The current Indiana labor market context—with unemployment at 3.3 percent in-state and jobless claims trending down 54 percent year-over-year—suggests that displaced workers may find employment elsewhere, though likely at lower wages. However, manufacturing skills don't transfer readily to healthcare, retail, or services, making retraining both necessary and costly.
Sector Resilience and Future Outlook
The diversity of affected sectors—from military vehicles to medical devices to pharmaceuticals—reveals that no segment of St Joseph County's economy has proven resilient to global competitive pressures. AM General's ongoing WARN notices suggest continued military spending uncertainty or production consolidation. Bayer's notices reflect pharmaceutical industry consolidation and manufacturing optimization. The medical device and healthcare notices indicate that even traditionally stable sectors face disruption.
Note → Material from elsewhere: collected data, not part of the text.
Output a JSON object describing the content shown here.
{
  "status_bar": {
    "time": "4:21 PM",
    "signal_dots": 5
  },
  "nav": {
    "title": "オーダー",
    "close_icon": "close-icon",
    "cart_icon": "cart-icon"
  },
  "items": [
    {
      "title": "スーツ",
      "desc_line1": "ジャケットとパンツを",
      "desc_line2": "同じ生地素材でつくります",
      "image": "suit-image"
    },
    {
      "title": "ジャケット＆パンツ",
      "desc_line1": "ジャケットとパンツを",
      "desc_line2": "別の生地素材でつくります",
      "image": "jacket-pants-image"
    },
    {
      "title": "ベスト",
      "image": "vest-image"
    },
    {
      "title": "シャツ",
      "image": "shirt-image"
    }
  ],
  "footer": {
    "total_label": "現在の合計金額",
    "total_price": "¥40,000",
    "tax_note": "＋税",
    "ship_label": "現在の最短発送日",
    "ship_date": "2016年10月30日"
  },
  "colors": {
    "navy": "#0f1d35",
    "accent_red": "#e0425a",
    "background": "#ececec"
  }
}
The absence of H-1B petition data specific to St Joseph County employers in the provided dataset suggests limited reliance on foreign skilled workers among the county's major employers. This indicates that these companies compete on manufacturing efficiency and cost rather than specialized technical talent, making them more vulnerable to automation and offshore competition.
St Joseph County's layoff landscape reflects the broader challenge facing Midwestern manufacturing communities: the transition from production-based to knowledge-based economies remains incomplete, and the manufacturing sectors that remain face structural headwinds that WARN notices merely document after the fact.